Todo eso supone un complejísimo entramado cotidiano de regulaciones, aranceles, mecanismos de vigilancia, logística, movimientos migratorios, agencias públicas y un largo etcétera. Por tanto, ¿debe o, mejor dicho, puede un país con estas características tener una política exterior tradicional, cuyas orientaciones sean las nociones convencionales de independencia y soberanía? Probablemente no.

Antes bien, México necesita una mirada y una acción mucho más activas, que lleve a repensar los principios en función de las nuevas ideas y realidades tanto políticas como económicas a nivel internacional. Y esto pasa, inevitablemente, por la crucial y decisiva relación sobre todo con Estados Unidos.

Largamente discutida pero nunca resuelta, esa relación sigue siendo un aspecto traumático de nuestra cultura cívica septembrina y, lógicamente, de la forma como México se relaciona con el exterior.

Dicen que el psicoanálisis es la única enfermedad que ha generado su propia terapia. A veces parece que es el camino para aceptar que ningún país puede ingresar a la edad adulta si no comprende y procesa con nitidez y sentido práctico las lecciones de su propio pasado, afronta sus fantasmas de la etapa formativa y comprende su papel en el presente y el futuro.

Dicho de otra forma: de lo que se trata ahora es de que México cuente, en un sentido geopolítico y económico de largo plazo, con un “pensamiento estratégico” en el campo internacional. Se trata de identificar que, en un mundo global e interdependiente, cualquier país necesita precisar cuáles son sus prioridades y quiénes son sus socios, amigos o aliados. Debe, por lo tanto, asumir los compromisos, ventajas y costos derivados de esa elección y actuar en consecuencia.
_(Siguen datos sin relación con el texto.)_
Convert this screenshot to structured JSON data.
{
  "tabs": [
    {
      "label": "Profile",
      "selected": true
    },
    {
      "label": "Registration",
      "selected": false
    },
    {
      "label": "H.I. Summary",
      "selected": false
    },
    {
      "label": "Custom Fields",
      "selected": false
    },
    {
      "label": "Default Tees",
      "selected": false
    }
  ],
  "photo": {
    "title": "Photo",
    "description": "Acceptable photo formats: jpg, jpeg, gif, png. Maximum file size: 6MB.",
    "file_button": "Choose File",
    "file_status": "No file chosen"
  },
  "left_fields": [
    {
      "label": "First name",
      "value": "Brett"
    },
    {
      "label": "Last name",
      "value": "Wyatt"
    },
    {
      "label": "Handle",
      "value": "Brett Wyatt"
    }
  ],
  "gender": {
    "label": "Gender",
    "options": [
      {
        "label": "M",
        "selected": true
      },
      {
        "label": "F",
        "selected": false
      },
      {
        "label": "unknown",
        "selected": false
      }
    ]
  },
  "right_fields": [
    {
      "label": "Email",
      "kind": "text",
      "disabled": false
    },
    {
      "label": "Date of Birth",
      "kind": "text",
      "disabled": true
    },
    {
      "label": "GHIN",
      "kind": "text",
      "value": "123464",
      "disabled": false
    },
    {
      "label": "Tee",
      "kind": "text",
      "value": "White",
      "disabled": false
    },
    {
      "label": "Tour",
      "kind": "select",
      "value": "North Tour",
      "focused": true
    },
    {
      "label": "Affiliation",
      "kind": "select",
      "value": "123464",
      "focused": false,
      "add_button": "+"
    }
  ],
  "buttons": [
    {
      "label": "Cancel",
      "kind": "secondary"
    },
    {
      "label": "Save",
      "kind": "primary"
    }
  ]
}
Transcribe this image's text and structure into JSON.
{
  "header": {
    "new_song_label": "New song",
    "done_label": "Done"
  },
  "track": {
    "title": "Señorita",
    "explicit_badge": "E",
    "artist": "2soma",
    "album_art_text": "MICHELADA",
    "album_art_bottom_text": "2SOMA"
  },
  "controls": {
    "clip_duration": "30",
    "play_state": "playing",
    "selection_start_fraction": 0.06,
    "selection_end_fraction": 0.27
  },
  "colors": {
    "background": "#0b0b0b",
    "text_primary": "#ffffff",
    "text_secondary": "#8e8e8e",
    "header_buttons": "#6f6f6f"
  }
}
Si la política exterior es una variable de la política interna y el ejercicio soberano de esa política no depende de declaraciones ni de retórica sino del crecimiento integral, sostenido, competitivo y equitativo del país, entonces la defensa de los intereses nacionales y la preservación de una visión renovada de independencia consiste en asegurar que esos objetivos se alcancen.

No se trata, desde luego, de renunciar a ideales o principios normativos ni de ignorar las lecciones de la historia, sino precisamente de fortalecerlos mediante una educación, una comprensión de la historia más madura y segura, y un conjunto de políticas que tenga claras las prioridades estratégicas en un mundo que ha cambiado para siempre.